Chios unterstand militärisch der auf der
Nachbarinsel Lesbos tätigen Ortskommandantur 982, die ab Sommer 1943 zur
Heeresgruppe E gehörte. Völlig kontrollieren konnte die
Wehrmacht Chios nie, dazu fehlten ihr die militärischen Kräfte. Zu Beginn waren etwa 500 Soldaten auf Chios stationiert, während des Krieges halbierte sich die Anzahl. Kampfkräftige Einheiten wurden ab 1942 an die Russlandfront geschickt, während auf Chios auch sogenannte 'Volksdeutsche' - Polen die oft zwangsweise 'eingedeutscht' worden waren, die Garnison bildeten. In mehreren Orten der Insel gab es kleine Militärposten, in denen bis zu 10 Soldaten stationiert wurden.

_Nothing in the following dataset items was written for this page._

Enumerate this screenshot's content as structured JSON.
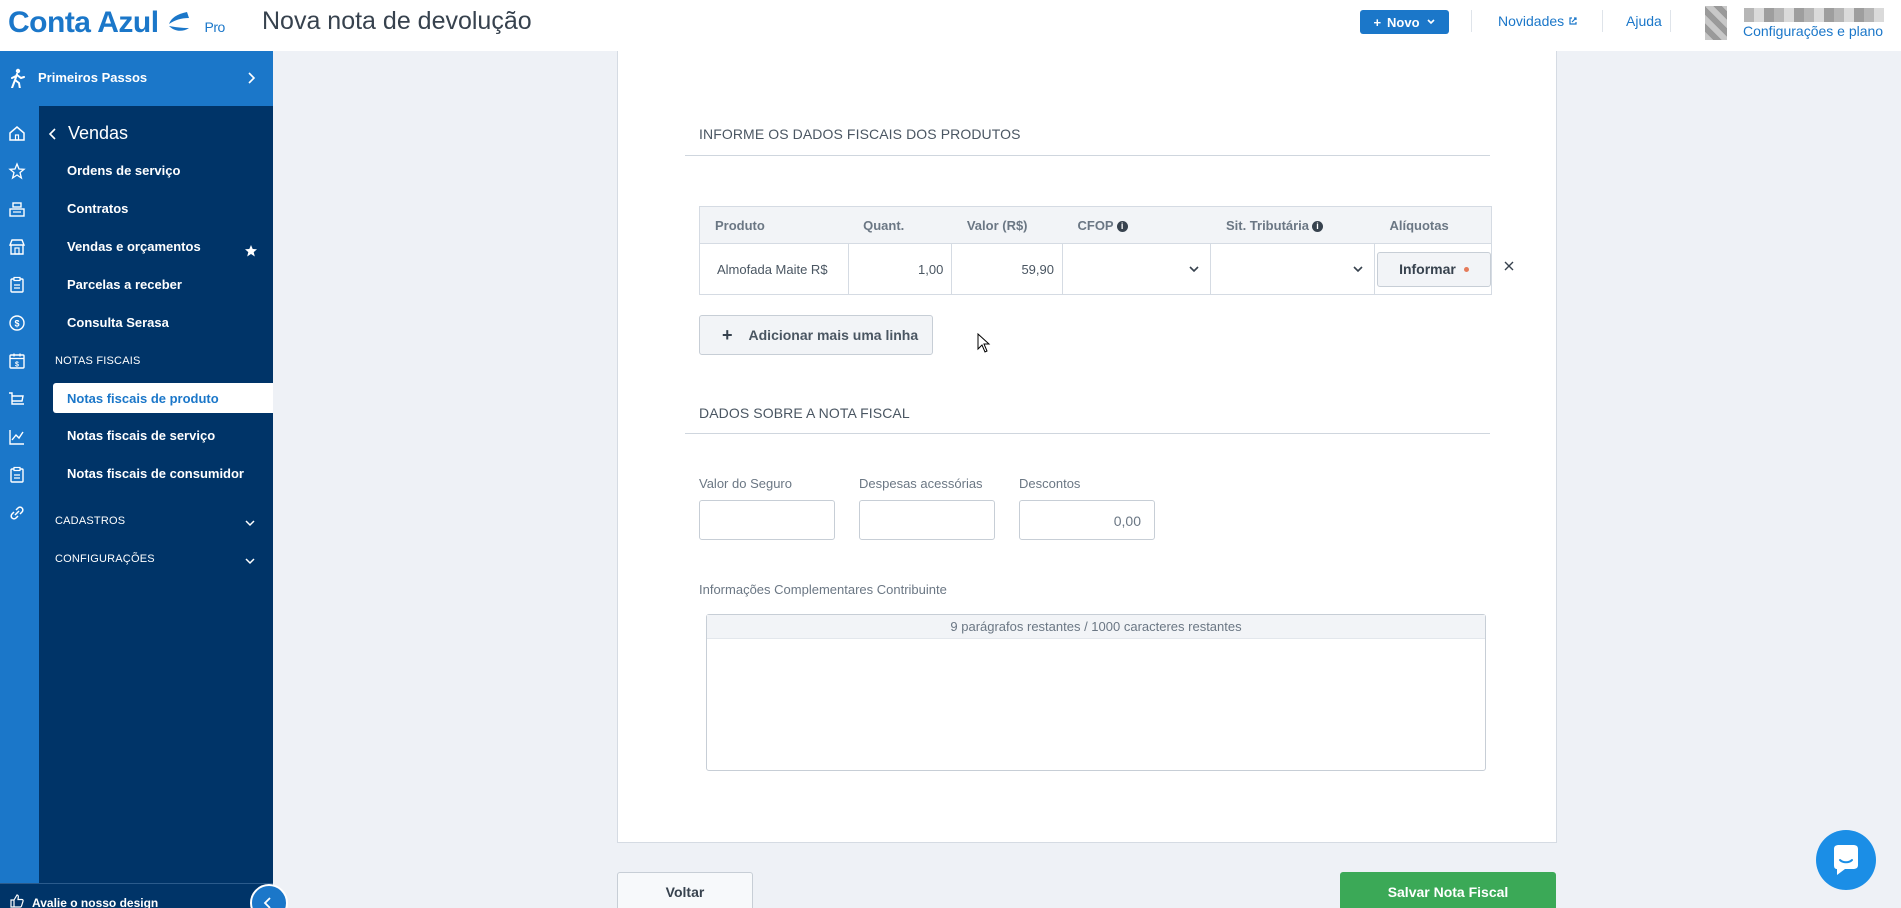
{
  "header": {
    "logo_text": "Conta Azul",
    "logo_badge": "Pro",
    "page_title": "Nova nota de devolução",
    "new_button": "Novo",
    "links": [
      "Novidades",
      "Ajuda"
    ],
    "settings_link": "Configurações e plano"
  },
  "sidebar": {
    "primeiros_passos": "Primeiros Passos",
    "back_label": "Vendas",
    "items": [
      "Ordens de serviço",
      "Contratos",
      "Vendas e orçamentos",
      "Parcelas a receber",
      "Consulta Serasa"
    ],
    "section_notas": "NOTAS FISCAIS",
    "notas_items": [
      "Notas fiscais de produto",
      "Notas fiscais de serviço",
      "Notas fiscais de consumidor"
    ],
    "section_cadastros": "CADASTROS",
    "section_config": "CONFIGURAÇÕES",
    "feedback": "Avalie o nosso design"
  },
  "products_section": {
    "title": "INFORME OS DADOS FISCAIS DOS PRODUTOS",
    "headers": [
      "Produto",
      "Quant.",
      "Valor (R$)",
      "CFOP",
      "Sit. Tributária",
      "Alíquotas"
    ],
    "row": {
      "produto": "Almofada Maite R$",
      "quantidade": "1,00",
      "valor": "59,90",
      "cfop": "",
      "sit_tributaria": "",
      "aliquotas_button": "Informar"
    },
    "add_line_button": "Adicionar mais uma linha"
  },
  "nota_section": {
    "title": "DADOS SOBRE A NOTA FISCAL",
    "seguro_label": "Valor do Seguro",
    "seguro_value": "",
    "despesas_label": "Despesas acessórias",
    "despesas_value": "",
    "descontos_label": "Descontos",
    "descontos_value": "0,00",
    "info_label": "Informações Complementares Contribuinte",
    "info_counter": "9 parágrafos restantes / 1000 caracteres restantes"
  },
  "footer": {
    "back_button": "Voltar",
    "save_button": "Salvar Nota Fiscal"
  },
  "colors": {
    "brand": "#1b77c9",
    "sidebar_dark": "#003468",
    "save_green": "#3ba957"
  }
}
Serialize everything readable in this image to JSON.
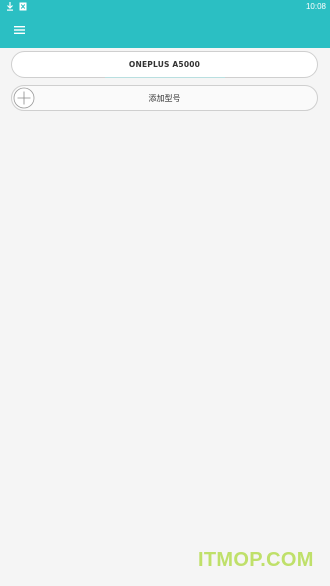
{
  "status_bar": {
    "time": "10:08",
    "icons": [
      "download-icon",
      "notification-icon"
    ]
  },
  "header": {
    "background": "#2bbfc3",
    "menu_icon": "hamburger-menu-icon"
  },
  "models": [
    {
      "label": "ONEPLUS A5000"
    }
  ],
  "add_model": {
    "label": "添加型号",
    "icon": "plus-circle-icon"
  },
  "watermark": {
    "text": "ITMOP.COM",
    "color": "#bfe06a"
  }
}
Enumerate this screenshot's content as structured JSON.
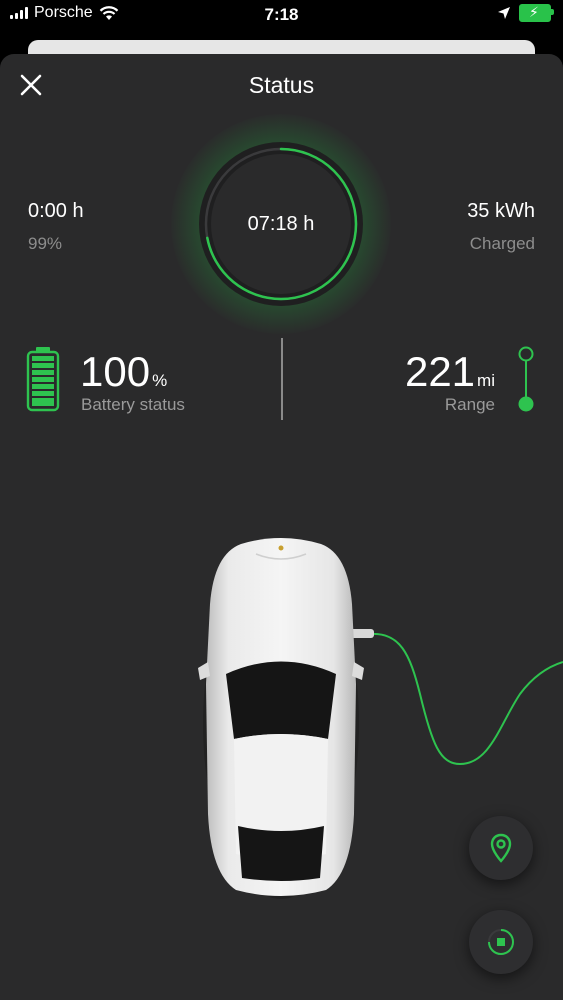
{
  "status_bar": {
    "carrier": "Porsche",
    "time": "7:18"
  },
  "header": {
    "title": "Status"
  },
  "charging": {
    "timer": "07:18 h",
    "timer_progress": 0.72,
    "remaining_time": "0:00 h",
    "target_percent": "99%",
    "energy": "35 kWh",
    "energy_label": "Charged"
  },
  "battery": {
    "value": "100",
    "unit": "%",
    "label": "Battery status"
  },
  "range": {
    "value": "221",
    "unit": "mi",
    "label": "Range"
  },
  "icons": {
    "close": "close-icon",
    "location": "location-pin-icon",
    "stop": "stop-charging-icon"
  },
  "colors": {
    "accent": "#2ec34f",
    "background": "#2a2a2b",
    "secondary_text": "#8d8d8d"
  }
}
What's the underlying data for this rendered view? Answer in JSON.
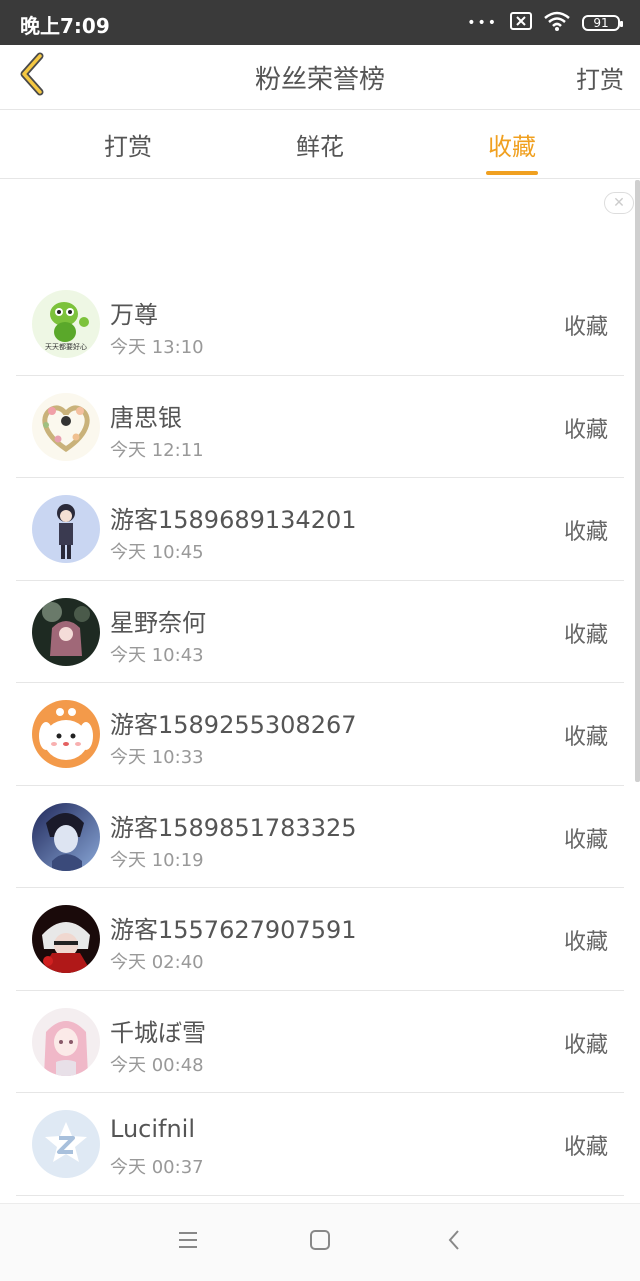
{
  "status": {
    "time": "晚上7:09",
    "battery": "91"
  },
  "header": {
    "title": "粉丝荣誉榜",
    "action": "打赏"
  },
  "tabs": [
    {
      "label": "打赏",
      "active": false
    },
    {
      "label": "鲜花",
      "active": false
    },
    {
      "label": "收藏",
      "active": true
    }
  ],
  "colors": {
    "accent": "#f0a020",
    "status_bar": "#3a3a3a"
  },
  "list": [
    {
      "name": "万尊",
      "time": "今天 13:10",
      "action": "收藏",
      "avatar": "green-mascot-avatar"
    },
    {
      "name": "唐思银",
      "time": "今天 12:11",
      "action": "收藏",
      "avatar": "flower-wreath-avatar"
    },
    {
      "name": "游客1589689134201",
      "time": "今天 10:45",
      "action": "收藏",
      "avatar": "anime-boy-avatar"
    },
    {
      "name": "星野奈何",
      "time": "今天 10:43",
      "action": "收藏",
      "avatar": "dark-anime-avatar"
    },
    {
      "name": "游客1589255308267",
      "time": "今天 10:33",
      "action": "收藏",
      "avatar": "cartoon-dog-avatar"
    },
    {
      "name": "游客1589851783325",
      "time": "今天 10:19",
      "action": "收藏",
      "avatar": "blue-portrait-avatar"
    },
    {
      "name": "游客1557627907591",
      "time": "今天 02:40",
      "action": "收藏",
      "avatar": "red-anime-avatar"
    },
    {
      "name": "千城ぼ雪",
      "time": "今天 00:48",
      "action": "收藏",
      "avatar": "pink-hair-avatar"
    },
    {
      "name": "Lucifnil",
      "time": "今天 00:37",
      "action": "收藏",
      "avatar": "default-qq-avatar"
    }
  ]
}
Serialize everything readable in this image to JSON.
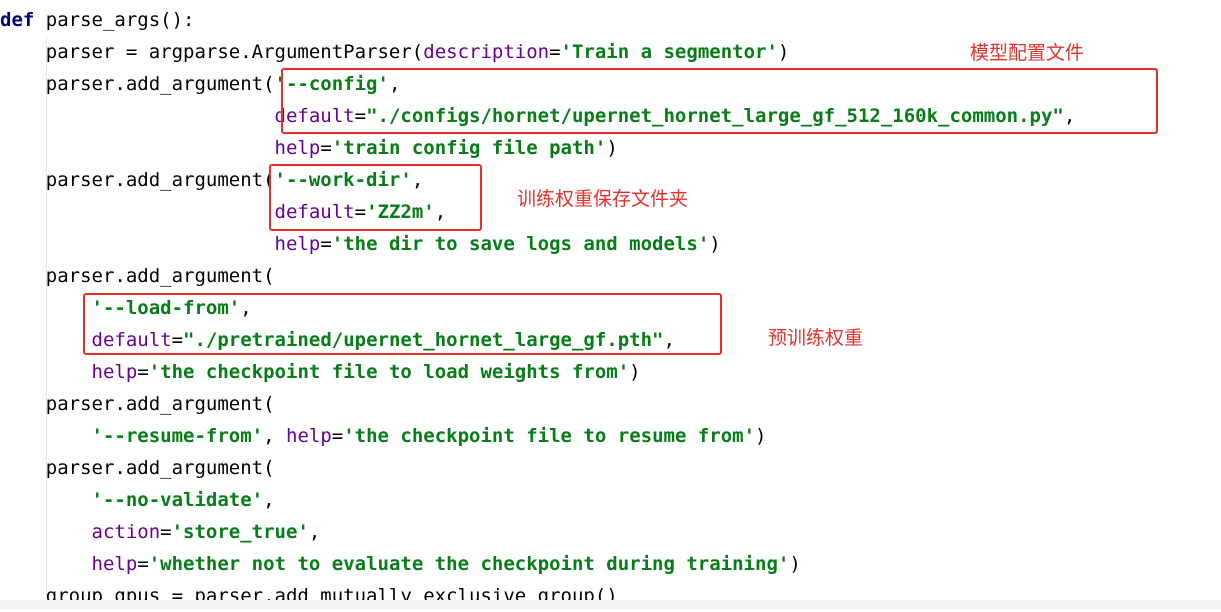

Griechenland wird ausgepresst
Mit dem Einzug der Wehrmacht am 27. April 1941 in Athen und dem Hissen der Hakenkreuzfahne auf der Akropolis, begann für die
Zivilbevölkerung eine Zeit großer Not und Verfolgung. Vor allem im Winter 1941/42 mussten viele Menschen wegen der katastrophalen Versorgungslage hungern. Deutsche,
italienische und bulgarische Truppen besetzten das Land und plüderten es systematisch aus. Sie beschlagnahmten große Mengen Nahrungsmittel, Rohstoffe und Waren. Dabei duldete
die Wehrmacht durchaus Plünderungen ihrer Soldaten. So bedienten sich nach der
am 20. April 1941 erfolgten Kapitulation Griechenlands deutsche
Soldaten ungestraft in Geschäften der besetzten Hauptstadt.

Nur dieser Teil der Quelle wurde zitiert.